I believe the Church should always be innovating and getting creative to develop new avenues of reaching the unreached with the hope of Christ.

The message and biblical principles remain the same without compromise, but the approach and methods of delivery should evolve to best serve your area.

A few years ago, something happened at our church that still serves as quite an intense reminder of how we are to treat the lost in our communities. There was a man going all around Southern California killing people if they told him “No.” This man murdered six people within a one-week time frame. Long story short, this young man ended up in my office, and I had no idea who he was. I later learned that he had a pistol in his pocket the whole time, but each time he would ask for something, I would give it to him. Things like coffee, food, and the use of one of our bathrooms. Only after I offered him a shower did he decide not to kill me. I had no idea of this the whole time we spoke. Then he was arrested just outside of my office. The police were amazed he didn’t kill me, and others asked how I survived.
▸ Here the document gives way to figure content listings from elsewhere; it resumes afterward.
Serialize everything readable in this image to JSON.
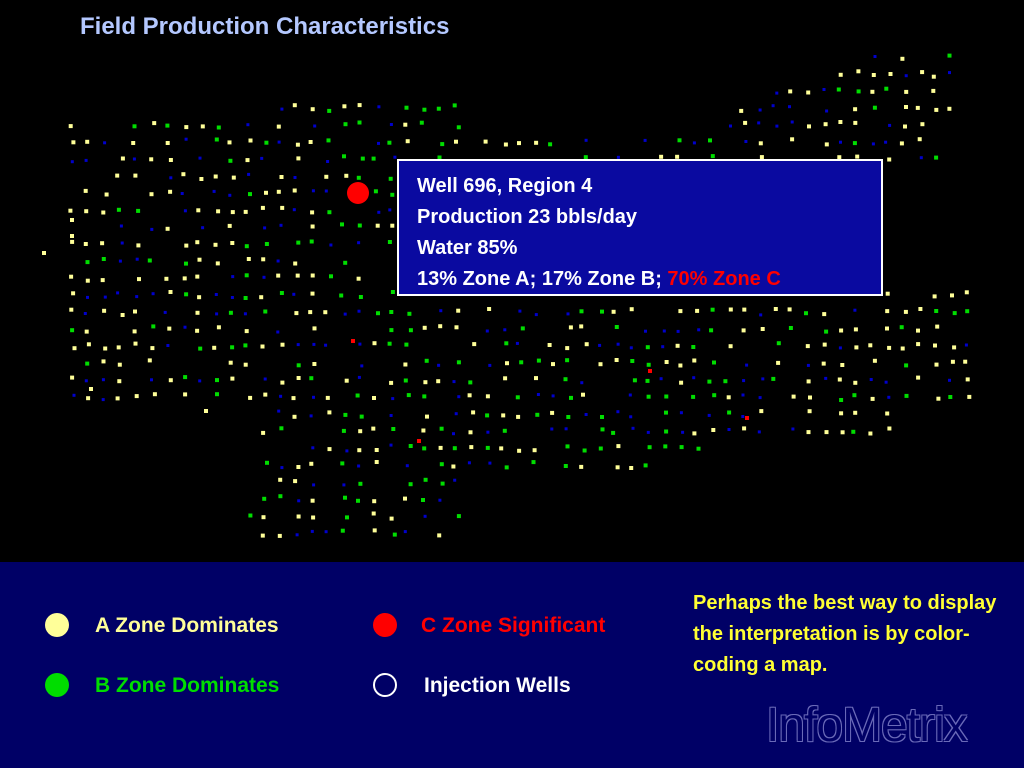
{
  "title": "Field Production Characteristics",
  "callout": {
    "line1": "Well 696, Region 4",
    "line2": "Production 23 bbls/day",
    "line3": "Water 85%",
    "line4_prefix": "13% Zone A; 17% Zone B; ",
    "line4_highlight": "70% Zone C"
  },
  "legend": {
    "a_zone": "A Zone Dominates",
    "b_zone": "B Zone Dominates",
    "c_zone": "C Zone Significant",
    "injection": "Injection Wells"
  },
  "note": "Perhaps the best way to display the interpretation is by color-coding a map.",
  "logo": "InfoMetrix",
  "colors": {
    "a_zone": "#ffff99",
    "b_zone": "#00dd00",
    "c_zone": "#ff0000",
    "injection": "#0000cc",
    "map_background": "#000000",
    "legend_background": "#000066",
    "callout_background": "#0a0aa0"
  }
}
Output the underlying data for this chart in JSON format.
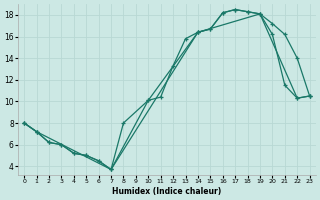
{
  "xlabel": "Humidex (Indice chaleur)",
  "bg_color": "#cce8e4",
  "grid_color": "#b8d8d4",
  "line_color": "#1a7868",
  "xlim": [
    -0.5,
    23.5
  ],
  "ylim": [
    3.2,
    19.0
  ],
  "xticks": [
    0,
    1,
    2,
    3,
    4,
    5,
    6,
    7,
    8,
    9,
    10,
    11,
    12,
    13,
    14,
    15,
    16,
    17,
    18,
    19,
    20,
    21,
    22,
    23
  ],
  "yticks": [
    4,
    6,
    8,
    10,
    12,
    14,
    16,
    18
  ],
  "curve1_x": [
    0,
    1,
    2,
    3,
    4,
    5,
    6,
    7,
    8,
    10,
    11,
    12,
    13,
    14,
    15,
    16,
    17,
    18,
    19,
    20,
    21,
    22,
    23
  ],
  "curve1_y": [
    8.0,
    7.2,
    6.2,
    6.0,
    5.2,
    5.0,
    4.5,
    3.7,
    8.0,
    10.1,
    10.4,
    13.3,
    15.8,
    16.4,
    16.7,
    18.2,
    18.5,
    18.3,
    18.1,
    17.2,
    16.2,
    14.0,
    10.5
  ],
  "curve2_x": [
    0,
    1,
    2,
    3,
    4,
    5,
    6,
    7,
    14,
    15,
    16,
    17,
    18,
    19,
    20,
    21,
    22,
    23
  ],
  "curve2_y": [
    8.0,
    7.2,
    6.2,
    6.0,
    5.2,
    5.0,
    4.5,
    3.7,
    16.4,
    16.7,
    18.2,
    18.5,
    18.3,
    18.1,
    16.2,
    11.5,
    10.3,
    10.5
  ],
  "curve3_x": [
    0,
    1,
    7,
    10,
    14,
    19,
    22,
    23
  ],
  "curve3_y": [
    8.0,
    7.2,
    3.7,
    10.1,
    16.4,
    18.1,
    10.3,
    10.5
  ]
}
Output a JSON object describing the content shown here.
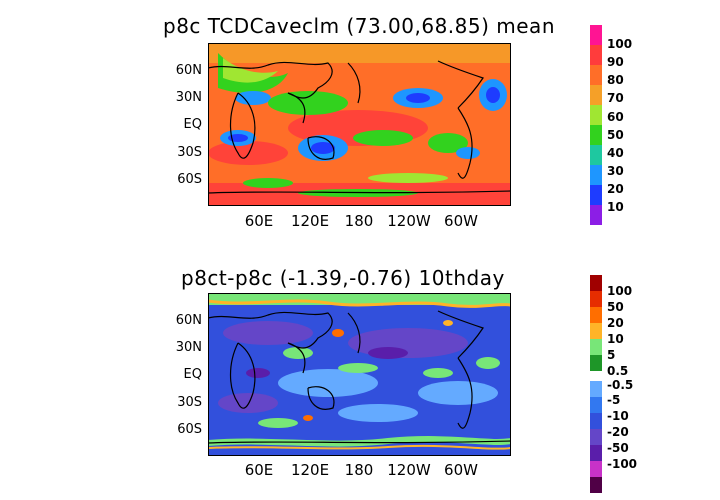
{
  "top_panel": {
    "title": "p8c TCDCaveclm (73.00,68.85) mean",
    "lat_labels": [
      "60N",
      "30N",
      "EQ",
      "30S",
      "60S"
    ],
    "lon_labels": [
      "60E",
      "120E",
      "180",
      "120W",
      "60W"
    ],
    "colorbar": {
      "labels": [
        "100",
        "90",
        "80",
        "70",
        "60",
        "50",
        "40",
        "30",
        "20",
        "10"
      ],
      "colors": [
        "#ff1493",
        "#ff3c3c",
        "#ff6e28",
        "#f5a028",
        "#a0e632",
        "#32d21e",
        "#1ec8a0",
        "#1e96ff",
        "#1e3cff",
        "#8c1ee6"
      ]
    }
  },
  "bottom_panel": {
    "title": "p8ct-p8c (-1.39,-0.76) 10thday",
    "lat_labels": [
      "60N",
      "30N",
      "EQ",
      "30S",
      "60S"
    ],
    "lon_labels": [
      "60E",
      "120E",
      "180",
      "120W",
      "60W"
    ],
    "colorbar": {
      "pos_labels": [
        "100",
        "50",
        "20",
        "10",
        "5",
        "0.5"
      ],
      "neg_labels": [
        "-0.5",
        "-5",
        "-10",
        "-20",
        "-50",
        "-100"
      ],
      "pos_colors": [
        "#a00000",
        "#e62d00",
        "#ff6e00",
        "#ffb428",
        "#78e678",
        "#1e9628"
      ],
      "neg_colors": [
        "#64aaff",
        "#3278f0",
        "#3250dc",
        "#6446c8",
        "#5a1eaa",
        "#c832c8",
        "#500046"
      ]
    }
  }
}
I simply answered them with: “Be nice to people; it could save your life!”

If I was to sum up how to bring holiness to an urban context, I would say to...

Love and be kind to everyone, while never condoning sin. Teach people that God desires for them to live without sin. People need love and acceptance, but they also need to be saved and set free from their bondage.

Jesus Christ is their only answer, and He will equip you to effectively spread the Good News wherever He sends you.